Could the same thing happen this season?
Would Robidas have helped secure a postseason spot? Sure. But it seems clear Nill does not want to find himself on the outside of the playoff bubble and then watch as assets walk out the door.
Does this suggest then that Nill be looking to move Ray Whitney or Vernon Fiddler, both of whom can become unrestricted free agents this summer?
Perhaps, especially if Nill might be able to land a player with some term on his contract in exchange or in a separate deal.
Robidas was acquired from the Dallas Stars for a conditional fourth-round pick that could become a third-rounder if he plays in 50 percent of the team's playoff games and the Ducks reach the Western Conference finals.

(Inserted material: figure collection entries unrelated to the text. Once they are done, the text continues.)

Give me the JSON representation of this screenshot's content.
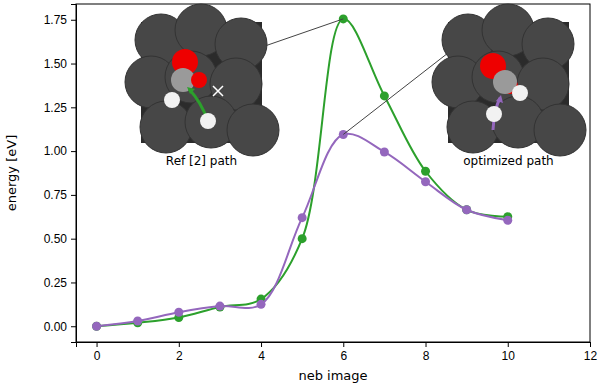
{
  "chart_data": {
    "type": "line",
    "xlabel": "neb image",
    "ylabel": "energy [eV]",
    "x": [
      0,
      1,
      2,
      3,
      4,
      5,
      6,
      7,
      8,
      9,
      10
    ],
    "xlim": [
      -0.5,
      12
    ],
    "xticks": [
      0,
      2,
      4,
      6,
      8,
      10,
      12
    ],
    "ylim": [
      -0.09,
      1.84
    ],
    "yticks": [
      {
        "value": 0,
        "label": "0.00"
      },
      {
        "value": 0.25,
        "label": "0.25"
      },
      {
        "value": 0.5,
        "label": "0.50"
      },
      {
        "value": 0.75,
        "label": "0.75"
      },
      {
        "value": 1,
        "label": "1.00"
      },
      {
        "value": 1.25,
        "label": "1.25"
      },
      {
        "value": 1.5,
        "label": "1.50"
      },
      {
        "value": 1.75,
        "label": "1.75"
      }
    ],
    "series": [
      {
        "name": "Ref [2] path",
        "color": "#2ca02c",
        "marker": "circle",
        "values": [
          0.0,
          0.02,
          0.05,
          0.11,
          0.155,
          0.5,
          1.755,
          1.315,
          0.885,
          0.665,
          0.625
        ]
      },
      {
        "name": "optimized path",
        "color": "#9467bd",
        "marker": "circle",
        "values": [
          0.0,
          0.03,
          0.08,
          0.115,
          0.125,
          0.62,
          1.095,
          0.995,
          0.825,
          0.665,
          0.605
        ]
      }
    ]
  }
}
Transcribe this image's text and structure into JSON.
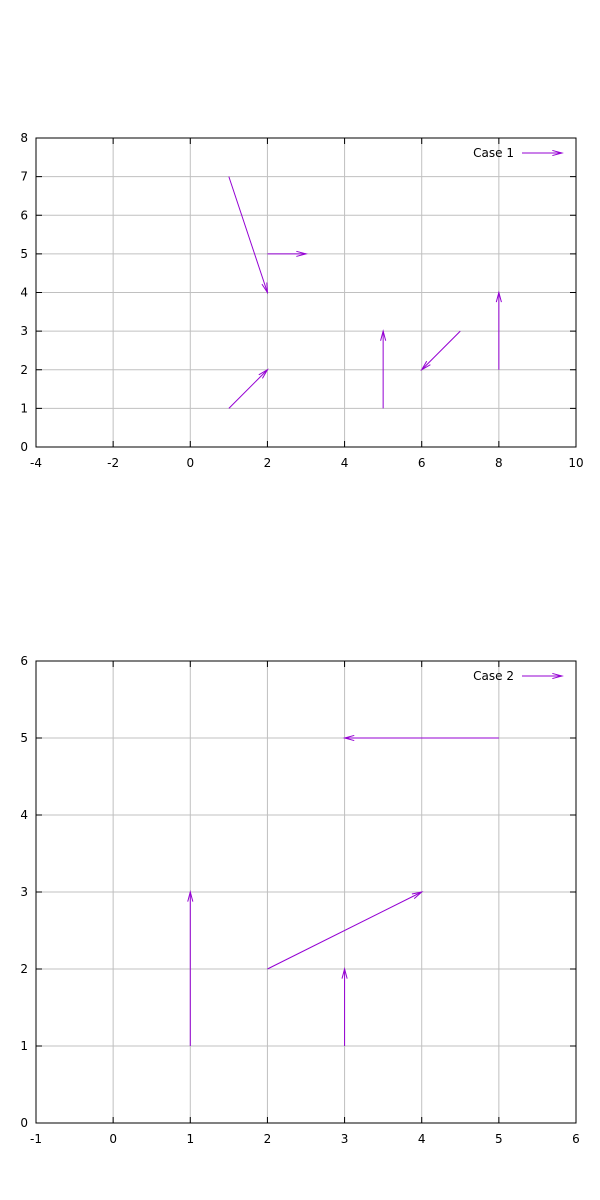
{
  "chart_data": [
    {
      "type": "vector",
      "title": "",
      "xlabel": "",
      "ylabel": "",
      "xlim": [
        -4,
        10
      ],
      "ylim": [
        0,
        8
      ],
      "xticks": [
        -4,
        -2,
        0,
        2,
        4,
        6,
        8,
        10
      ],
      "yticks": [
        0,
        1,
        2,
        3,
        4,
        5,
        6,
        7,
        8
      ],
      "grid": true,
      "legend_position": "top-right",
      "color": "#9400d3",
      "series": [
        {
          "name": "Case 1",
          "vectors": [
            {
              "x": 1,
              "y": 7,
              "dx": 1,
              "dy": -3
            },
            {
              "x": 2,
              "y": 5,
              "dx": 1,
              "dy": 0
            },
            {
              "x": 1,
              "y": 1,
              "dx": 1,
              "dy": 1
            },
            {
              "x": 5,
              "y": 1,
              "dx": 0,
              "dy": 2
            },
            {
              "x": 7,
              "y": 3,
              "dx": -1,
              "dy": -1
            },
            {
              "x": 8,
              "y": 2,
              "dx": 0,
              "dy": 2
            }
          ]
        }
      ]
    },
    {
      "type": "vector",
      "title": "",
      "xlabel": "",
      "ylabel": "",
      "xlim": [
        -1,
        6
      ],
      "ylim": [
        0,
        6
      ],
      "xticks": [
        -1,
        0,
        1,
        2,
        3,
        4,
        5,
        6
      ],
      "yticks": [
        0,
        1,
        2,
        3,
        4,
        5,
        6
      ],
      "grid": true,
      "legend_position": "top-right",
      "color": "#9400d3",
      "series": [
        {
          "name": "Case 2",
          "vectors": [
            {
              "x": 5,
              "y": 5,
              "dx": -2,
              "dy": 0
            },
            {
              "x": 1,
              "y": 1,
              "dx": 0,
              "dy": 2
            },
            {
              "x": 2,
              "y": 2,
              "dx": 2,
              "dy": 1
            },
            {
              "x": 3,
              "y": 1,
              "dx": 0,
              "dy": 1
            }
          ]
        }
      ]
    }
  ]
}
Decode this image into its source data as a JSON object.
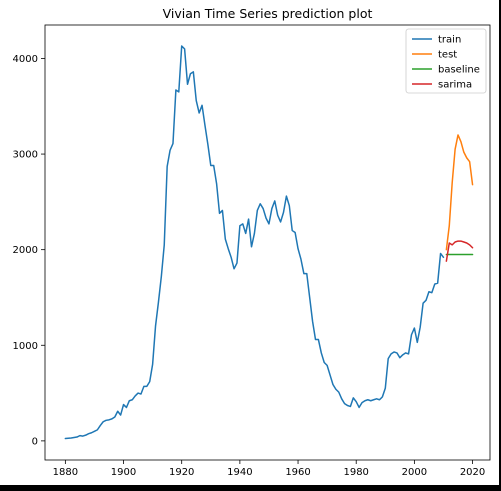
{
  "chart_data": {
    "type": "line",
    "title": "Vivian Time Series prediction plot",
    "xlabel": "",
    "ylabel": "",
    "xlim": [
      1873,
      2026
    ],
    "ylim": [
      -200,
      4350
    ],
    "x_ticks": [
      1880,
      1900,
      1920,
      1940,
      1960,
      1980,
      2000,
      2020
    ],
    "x_tick_labels": [
      "1880",
      "1900",
      "1920",
      "1940",
      "1960",
      "1980",
      "2000",
      "2020"
    ],
    "y_ticks": [
      0,
      1000,
      2000,
      3000,
      4000
    ],
    "y_tick_labels": [
      "0",
      "1000",
      "2000",
      "3000",
      "4000"
    ],
    "legend": {
      "placement": "top-right"
    },
    "series": [
      {
        "name": "train",
        "color": "#1f77b4",
        "x": [
          1880,
          1881,
          1882,
          1883,
          1884,
          1885,
          1886,
          1887,
          1888,
          1889,
          1890,
          1891,
          1892,
          1893,
          1894,
          1895,
          1896,
          1897,
          1898,
          1899,
          1900,
          1901,
          1902,
          1903,
          1904,
          1905,
          1906,
          1907,
          1908,
          1909,
          1910,
          1911,
          1912,
          1913,
          1914,
          1915,
          1916,
          1917,
          1918,
          1919,
          1920,
          1921,
          1922,
          1923,
          1924,
          1925,
          1926,
          1927,
          1928,
          1929,
          1930,
          1931,
          1932,
          1933,
          1934,
          1935,
          1936,
          1937,
          1938,
          1939,
          1940,
          1941,
          1942,
          1943,
          1944,
          1945,
          1946,
          1947,
          1948,
          1949,
          1950,
          1951,
          1952,
          1953,
          1954,
          1955,
          1956,
          1957,
          1958,
          1959,
          1960,
          1961,
          1962,
          1963,
          1964,
          1965,
          1966,
          1967,
          1968,
          1969,
          1970,
          1971,
          1972,
          1973,
          1974,
          1975,
          1976,
          1977,
          1978,
          1979,
          1980,
          1981,
          1982,
          1983,
          1984,
          1985,
          1986,
          1987,
          1988,
          1989,
          1990,
          1991,
          1992,
          1993,
          1994,
          1995,
          1996,
          1997,
          1998,
          1999,
          2000,
          2001,
          2002,
          2003,
          2004,
          2005,
          2006,
          2007,
          2008,
          2009,
          2010
        ],
        "values": [
          25,
          28,
          30,
          35,
          40,
          55,
          50,
          60,
          75,
          85,
          100,
          115,
          160,
          200,
          215,
          220,
          230,
          250,
          310,
          270,
          380,
          350,
          420,
          430,
          470,
          500,
          490,
          570,
          570,
          620,
          800,
          1200,
          1450,
          1720,
          2050,
          2870,
          3040,
          3110,
          3670,
          3650,
          4130,
          4100,
          3730,
          3840,
          3860,
          3560,
          3430,
          3510,
          3300,
          3100,
          2880,
          2880,
          2690,
          2380,
          2410,
          2110,
          2010,
          1920,
          1800,
          1860,
          2250,
          2270,
          2170,
          2320,
          2030,
          2170,
          2410,
          2480,
          2430,
          2330,
          2270,
          2430,
          2510,
          2360,
          2290,
          2390,
          2560,
          2460,
          2200,
          2180,
          2010,
          1900,
          1750,
          1750,
          1500,
          1250,
          1060,
          1060,
          920,
          820,
          790,
          690,
          590,
          540,
          510,
          440,
          390,
          370,
          360,
          450,
          410,
          350,
          400,
          420,
          430,
          420,
          430,
          440,
          430,
          460,
          550,
          860,
          910,
          930,
          920,
          870,
          900,
          920,
          910,
          1110,
          1180,
          1030,
          1190,
          1440,
          1470,
          1560,
          1550,
          1640,
          1650,
          1960,
          1920
        ]
      },
      {
        "name": "test",
        "color": "#ff7f0e",
        "x": [
          2011,
          2012,
          2013,
          2014,
          2015,
          2016,
          2017,
          2018,
          2019,
          2020
        ],
        "values": [
          2000,
          2250,
          2700,
          3050,
          3200,
          3130,
          3020,
          2960,
          2920,
          2680
        ]
      },
      {
        "name": "baseline",
        "color": "#2ca02c",
        "x": [
          2011,
          2020
        ],
        "values": [
          1950,
          1950
        ]
      },
      {
        "name": "sarima",
        "color": "#d62728",
        "x": [
          2011,
          2012,
          2013,
          2014,
          2015,
          2016,
          2017,
          2018,
          2019,
          2020
        ],
        "values": [
          1880,
          2070,
          2050,
          2080,
          2090,
          2090,
          2080,
          2070,
          2050,
          2020
        ]
      }
    ]
  }
}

The 37-year-old Robidas has played in 24 games for Dallas this season, posting five points (4-1-5). He has not appeared in a game since breaking his leg on Nov. 29 against Chicago. Robidas ranks seventh in team history with 704 games played spanning two stints with the club (2002-04, 2005-14).
"Stephane is the consummate professional," Stars general manager Jim Nill said. "He has set a great example for our young core, not only when he was playing, but in his recovery as well. We want to wish Stephane and his family the best and thank him for all that he's done in his time here."
The Ducks (43-14-5) sent Fasth to the Edmonton Oilers for a fifth-round pick in 2014 and a third-round pick in '15. The 31-year-old Fasth took the league by storm last season, when he went 15-6 with a 2.18 goals-against average. He has been limited to five games this season because of a lower-body injury, going 2-2-1 with a 2.95 GAA.